The U.S. beat Chinese Taipei 4-2 today as Taiwan’s disastrous Olympic campaign continued. Taiwan fell to 1-5 in Beijing, with increasingly angry and fed-up Taiwanese fans clamoring for answers.
U.S. Starter Brandon Knight picked up the win on 6 1/3 strong innings, and power /speed combo lefty outfielder Dexter Fowler drove in the games go-ahead run on a double down the line off of reliever Lee Chen-Chang.
For Taiwan, the game marked another Quioxtic episode in an Olympic series marked by a seemingly endless list of arbitrary decisions, missed chances, and managerial blunders. Taiwan had a chance to win the China, Japan, and U.S. games, but failed to largely due to strategic mishaps.

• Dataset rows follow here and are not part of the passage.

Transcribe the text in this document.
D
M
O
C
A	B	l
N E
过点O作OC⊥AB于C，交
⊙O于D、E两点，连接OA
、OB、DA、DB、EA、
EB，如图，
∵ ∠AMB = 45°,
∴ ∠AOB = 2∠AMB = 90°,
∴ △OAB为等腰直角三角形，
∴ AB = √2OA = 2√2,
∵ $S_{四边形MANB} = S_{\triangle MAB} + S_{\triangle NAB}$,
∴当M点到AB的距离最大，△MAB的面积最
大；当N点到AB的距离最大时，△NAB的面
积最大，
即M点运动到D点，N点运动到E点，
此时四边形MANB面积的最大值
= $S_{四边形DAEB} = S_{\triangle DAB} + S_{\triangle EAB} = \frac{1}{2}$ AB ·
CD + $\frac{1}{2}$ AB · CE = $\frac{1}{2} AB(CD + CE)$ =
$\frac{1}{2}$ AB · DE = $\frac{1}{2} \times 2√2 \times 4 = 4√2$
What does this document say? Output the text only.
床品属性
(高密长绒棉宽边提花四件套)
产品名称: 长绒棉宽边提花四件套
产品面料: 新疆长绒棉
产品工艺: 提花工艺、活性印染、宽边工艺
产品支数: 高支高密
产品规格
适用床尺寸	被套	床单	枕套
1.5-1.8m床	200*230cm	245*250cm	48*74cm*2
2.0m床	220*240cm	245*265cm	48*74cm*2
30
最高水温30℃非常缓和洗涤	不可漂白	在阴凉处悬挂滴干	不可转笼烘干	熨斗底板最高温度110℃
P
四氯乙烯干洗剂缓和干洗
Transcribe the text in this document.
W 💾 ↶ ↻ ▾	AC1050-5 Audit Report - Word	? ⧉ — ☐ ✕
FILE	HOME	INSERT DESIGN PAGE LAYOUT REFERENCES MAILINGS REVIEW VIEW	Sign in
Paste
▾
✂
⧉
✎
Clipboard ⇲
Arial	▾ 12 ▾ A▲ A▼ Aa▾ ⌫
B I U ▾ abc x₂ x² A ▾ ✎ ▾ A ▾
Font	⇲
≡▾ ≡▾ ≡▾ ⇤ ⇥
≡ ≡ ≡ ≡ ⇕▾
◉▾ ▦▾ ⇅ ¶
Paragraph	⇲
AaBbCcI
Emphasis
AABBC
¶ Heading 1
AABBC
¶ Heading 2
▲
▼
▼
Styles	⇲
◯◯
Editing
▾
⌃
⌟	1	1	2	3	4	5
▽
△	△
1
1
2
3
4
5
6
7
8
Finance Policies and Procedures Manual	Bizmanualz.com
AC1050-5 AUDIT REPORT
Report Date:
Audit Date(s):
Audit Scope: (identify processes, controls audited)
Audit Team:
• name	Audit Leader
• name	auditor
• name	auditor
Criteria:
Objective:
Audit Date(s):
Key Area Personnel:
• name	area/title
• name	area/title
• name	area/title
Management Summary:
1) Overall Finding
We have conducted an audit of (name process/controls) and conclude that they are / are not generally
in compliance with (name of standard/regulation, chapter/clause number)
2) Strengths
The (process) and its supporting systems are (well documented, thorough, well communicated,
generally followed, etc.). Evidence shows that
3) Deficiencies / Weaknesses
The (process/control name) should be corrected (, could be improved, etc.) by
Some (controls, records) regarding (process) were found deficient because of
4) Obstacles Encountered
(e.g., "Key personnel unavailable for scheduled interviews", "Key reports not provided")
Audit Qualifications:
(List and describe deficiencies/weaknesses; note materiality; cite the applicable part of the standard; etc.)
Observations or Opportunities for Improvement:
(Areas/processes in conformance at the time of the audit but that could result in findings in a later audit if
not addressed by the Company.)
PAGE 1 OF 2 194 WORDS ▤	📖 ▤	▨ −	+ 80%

For a concise breakdown of what is going wrong with Chinese Taipei’s ship, the Taipei Times’ Alan Ellis has penned an editorial in last Sunday’s edition detailing Hong’s perplexing managing decisions–and structural reforms needed in Taiwan’s national program.

4 responses so far ↓
1 bigdaub // Aug 20, 2008 at 1:45 am
another thing that pisses me off about hong is his refusal to advance runners late in the game. it happened in the games against china and korea, where late in the game with potential tying or winning run on base, he didn’t order the batter to sacrifice to advance the runner. the writer for taipei time is spot on about hong’s cluelessness on bullpen management.
i’ve been watching taiwan baseball for a long time now and i don’t think it’s just hong. other managers seems to follow the same pattern. maybe it’s time for some us influence. bring in some coaches and managers from the states and teach these old farts that it’s time to move on evolve their game management with everyone else.
2 Simon Currie // Aug 20, 2008 at 2:46 am
Must be the feng shui. Kinda working on the Japanese, but the Koreans are fending it off!
3 hansioux // Aug 20, 2008 at 9:13 am
I think Taiwan had a shot at winning against Korea too, if the retardo manager didn’t insist on starting a guy who just pitched 2 days ago.
4 Zack // Aug 20, 2008 at 3:29 pm
I don’t think starting the pitcher who pitched 2 days ago was Hong’s biggest mistake.
But starting a pitcher who sucked 2 days ago while also having been consistently shit over the course of the entire season should have been obvious red flags to the manager. To ignore that while there are better alternatives available, now that’s a dumbass move.